In einer glaͤsernen Retorte destillirt, gibt diese Fluͤßigkeit ein
Product von einem sehr uͤblen Geruch, welcher den damit benezten Fingern so
sehr anhaͤngt, daß er nur durch eine sehr concentrirte Chloraufloͤsung
zerstoͤrt werden kann. Dieser Geruch scheint von einer oͤhligen
Substanz herzuruͤhren, die auf der Oberflaͤche des Productes ein
leichtes Haͤutchen bildete. Ich filtrirte den Ruͤkstand von dieser
Destillation durch Leinewand, um eine weiße haͤutige Substanz abzuscheiden,
welche durch die Waͤrme coagulirt, und nichts als mit phosphorsaurem Kalke
vermengter Kaͤsestoff (caséum) war; die
filtrirte Fluͤßigkeit gab waͤhrend des Abdampfens essigsaure
Daͤmpfe aus, welche sich bis an das Ende erneuerten, und ich erhielt ein
syrupartiges Liquidum, auf welchem sich zerbrechliche Haͤutchen bildeten, und
die endlich beim Erkalten zu einer koͤrnigen honigartigen roͤthlichen
Masse von bitterem und salzigem Geschmake erstarrte. Als diese Masse mit Alkohol von
37° angeruͤhrt wurde, trennte sie sich in zwei Substanzen, welche sehr unzwekmaͤßig,
die erste Kaͤseoxyd und die zweite in Alkohol aufgeloͤste,
kaͤsesaures Ammoniak genannt wurden.
Untersuchung des Kaͤseoxydes.
Mit Alkohol gut ausgesuͤßt, und wieder in heißem Wasser aufgeloͤst,
gibt es beim Abdampfen, wie Proust sagt, Krusten, die
sich an den Seiten anhaͤufen, und so leicht wie der weiße Baumschwamm der
Droguisten sind; aber diese noch feuchte Masse war, obgleich sie gut zwischen grauem
Papiere gepreßt, und mir ein wenig Wasser gewaschen wurde, doch noch nicht rein; sie
fuͤhlte sich etwas fettig an. Erst nachdem ich sie oͤfters in
siedendem Wasser wieder aufgeloͤst, und mit thierischer Kohle behandelt
hatte, erhielt ich sie schoͤner weiß. In diesem Zustande ist sie geruchlos,
hat die schwache Bitterkeit von gebratenem Fleische, kracht ein wenig unter den
Zaͤhnen, und ist leicht zu pulvern. Sie ist specifisch schwerer als Wasser.

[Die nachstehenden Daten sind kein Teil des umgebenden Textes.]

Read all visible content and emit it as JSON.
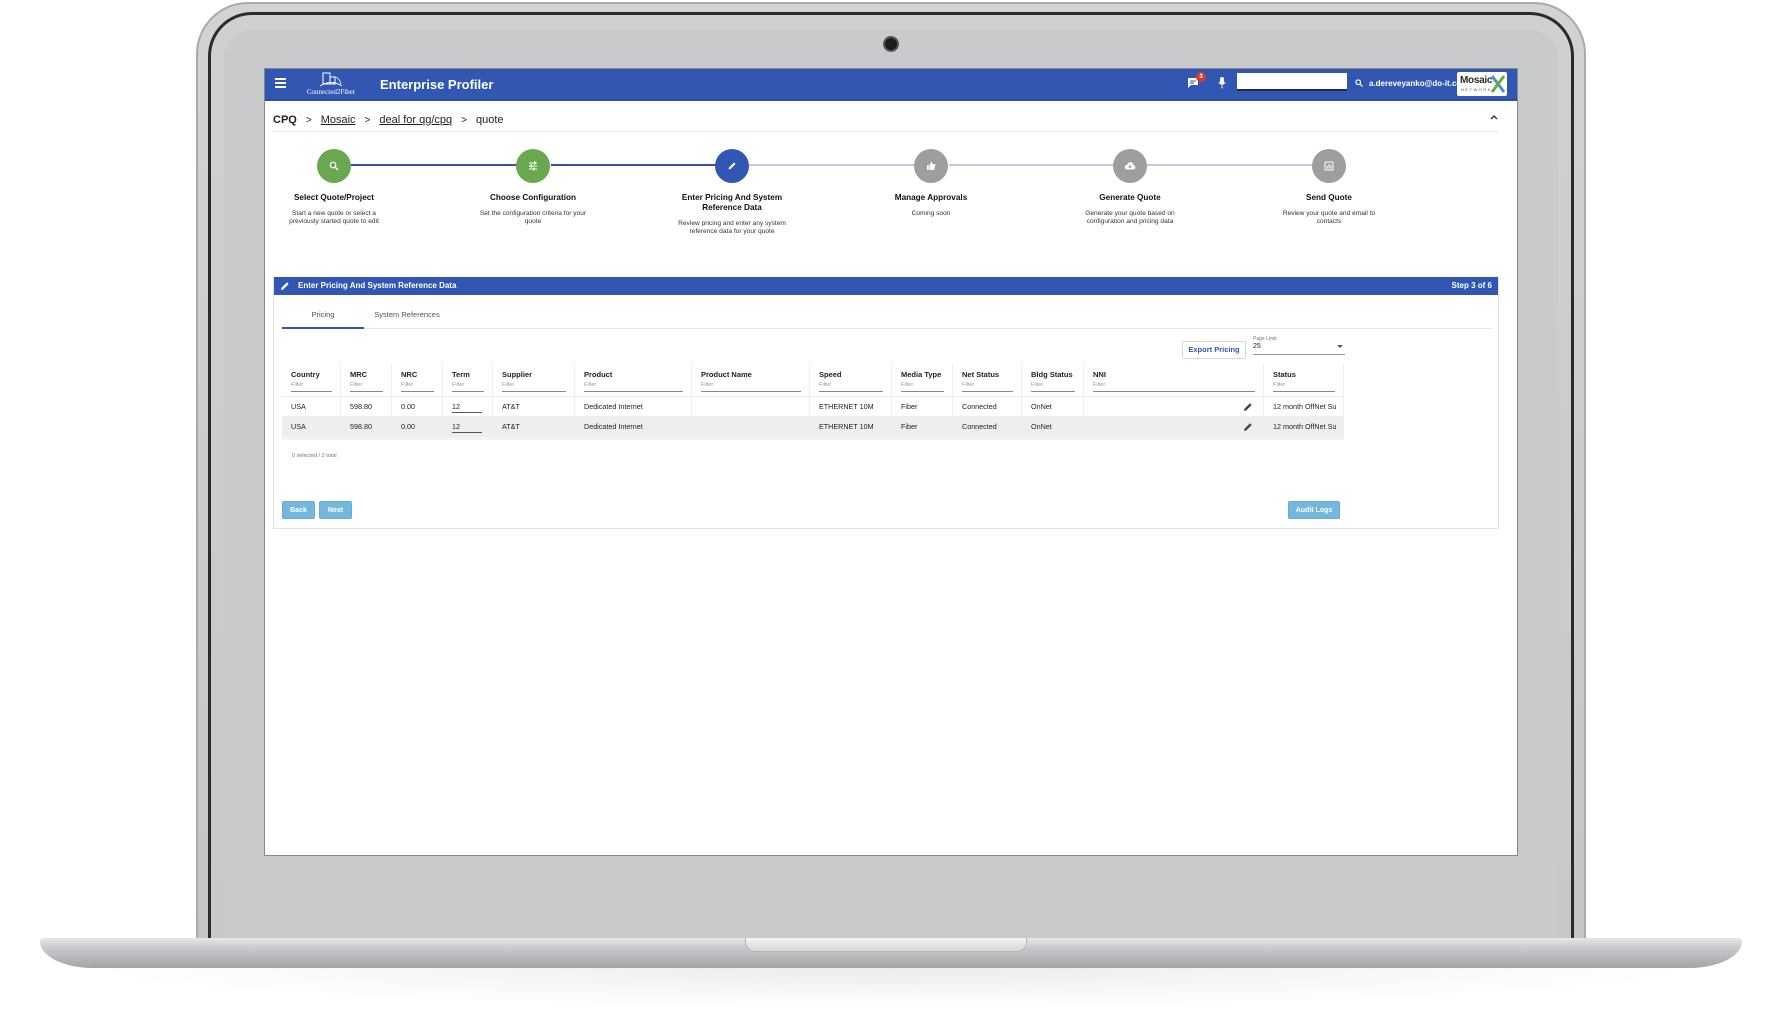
{
  "app": {
    "title": "Enterprise Profiler",
    "logo_text": "Connected2Fiber",
    "notification_count": "3",
    "search_value": "",
    "user_email": "a.dereveyanko@do-it.co",
    "brand_name": "Mosaic",
    "brand_sub": "NETWORK"
  },
  "breadcrumb": {
    "root": "CPQ",
    "items": [
      "Mosaic",
      "deal for qg/cpq"
    ],
    "current": "quote",
    "separator": ">"
  },
  "stepper": {
    "steps": [
      {
        "title": "Select Quote/Project",
        "desc": "Start a new quote or select a previously started quote to edit",
        "icon": "search-icon",
        "state": "complete"
      },
      {
        "title": "Choose Configuration",
        "desc": "Set the configuration criteria for your quote",
        "icon": "tune-icon",
        "state": "complete"
      },
      {
        "title": "Enter Pricing And System Reference Data",
        "desc": "Review pricing and enter any system reference data for your quote",
        "icon": "pencil-icon",
        "state": "active"
      },
      {
        "title": "Manage Approvals",
        "desc": "Coming soon",
        "icon": "thumbs-up-icon",
        "state": "pending"
      },
      {
        "title": "Generate Quote",
        "desc": "Generate your quote based on configuration and pricing data",
        "icon": "cloud-download-icon",
        "state": "pending"
      },
      {
        "title": "Send Quote",
        "desc": "Review your quote and email to contacts",
        "icon": "chart-icon",
        "state": "pending"
      }
    ]
  },
  "section": {
    "title": "Enter Pricing And System Reference Data",
    "step_count": "Step 3 of 6",
    "tabs": [
      "Pricing",
      "System References"
    ],
    "active_tab": "Pricing",
    "export_label": "Export Pricing",
    "page_limit_label": "Page Limit",
    "page_limit_value": "25"
  },
  "grid": {
    "filter_placeholder": "Filter",
    "columns": [
      "Country",
      "MRC",
      "NRC",
      "Term",
      "Supplier",
      "Product",
      "Product Name",
      "Speed",
      "Media Type",
      "Net Status",
      "Bldg Status",
      "NNI",
      "Status"
    ],
    "rows": [
      [
        "USA",
        "598.80",
        "0.00",
        "12",
        "AT&T",
        "Dedicated Internet",
        "",
        "ETHERNET 10M",
        "Fiber",
        "Connected",
        "OnNet",
        "",
        "12 month OffNet Su"
      ],
      [
        "USA",
        "598.80",
        "0.00",
        "12",
        "AT&T",
        "Dedicated Internet",
        "",
        "ETHERNET 10M",
        "Fiber",
        "Connected",
        "OnNet",
        "",
        "12 month OffNet Su"
      ]
    ],
    "selection_summary": "0 selected / 2 total"
  },
  "actions": {
    "back": "Back",
    "next": "Next",
    "audit_logs": "Audit Logs"
  },
  "colors": {
    "primary": "#3257b3",
    "complete": "#6aa84f",
    "pending": "#9e9e9e",
    "button": "#74b7dd",
    "badge": "#d63b32"
  }
}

Nach Proust loͤsen sich die Stuͤke des
Kaͤseoxydes erst bei einer Temperatur von etwa 60° in Wasser auf; ich
habe mich aber uͤberzeugt, daß, die gereinigte Substanz nur 14 Th. Wasser bei
einer Temperatur von 22° C. zur vollstaͤndigen Aufloͤsung
erforderten. Ueberlaͤßt man diese Aufloͤsung auf einem Uhrglase der
freiwilligen Verdunstung, so krystallisirt sie in schoͤnen dendritischen
Veraͤstelungen von matter weißer Farbe, welche au den Seiten hinaufklettern,
und einer schwachen Verbraͤmung aͤhnlich sind. Zuweilen bilden sie
auch eine Menge an einander gereihte Ringe, welche aus sehr zarten seidenartigen
Nadeln bestehen; wenn diese Substanz aber nicht so weit gereinigt worden ist, als
moͤglich ist, bildet sie uͤber der Fluͤßigkeit, welche auf dem
Uhrglase verdunstet wird, walzenfoͤrmige runde Massen, die mit
Fluͤßigkeit, welche durch die Wirkung der Capillaritaͤt angezogen
wurde, gefuͤllt sind.
Wird die waͤsserige Aufloͤsung des Waͤrme sich selbst
uͤberlassen, so zersezt sie sich bald, wenigstens zum Theile; die
Fluͤßigkeit, so klar sie auch zuvor war, truͤbt sich, wird milchig,
sezt weißliche Floken ab, und stoͤßt einen außerordentlich faulen und
widrigen Geruch aus, wie ihn sonst nur an Stikstoff sehr reiche thierische
Substanzen bei ihrer Zersezung hervorbringen. Es ist sehr merkwuͤrdig, daß
eine Substanz, welche waͤhrend der Faͤulniß erzeugt wurde, selbst so
leicht in Faͤulniß uͤbergeht; uͤbrigens hat das Product dieser
Faͤulniß den Zuker nicht in Gaͤhrung versezt.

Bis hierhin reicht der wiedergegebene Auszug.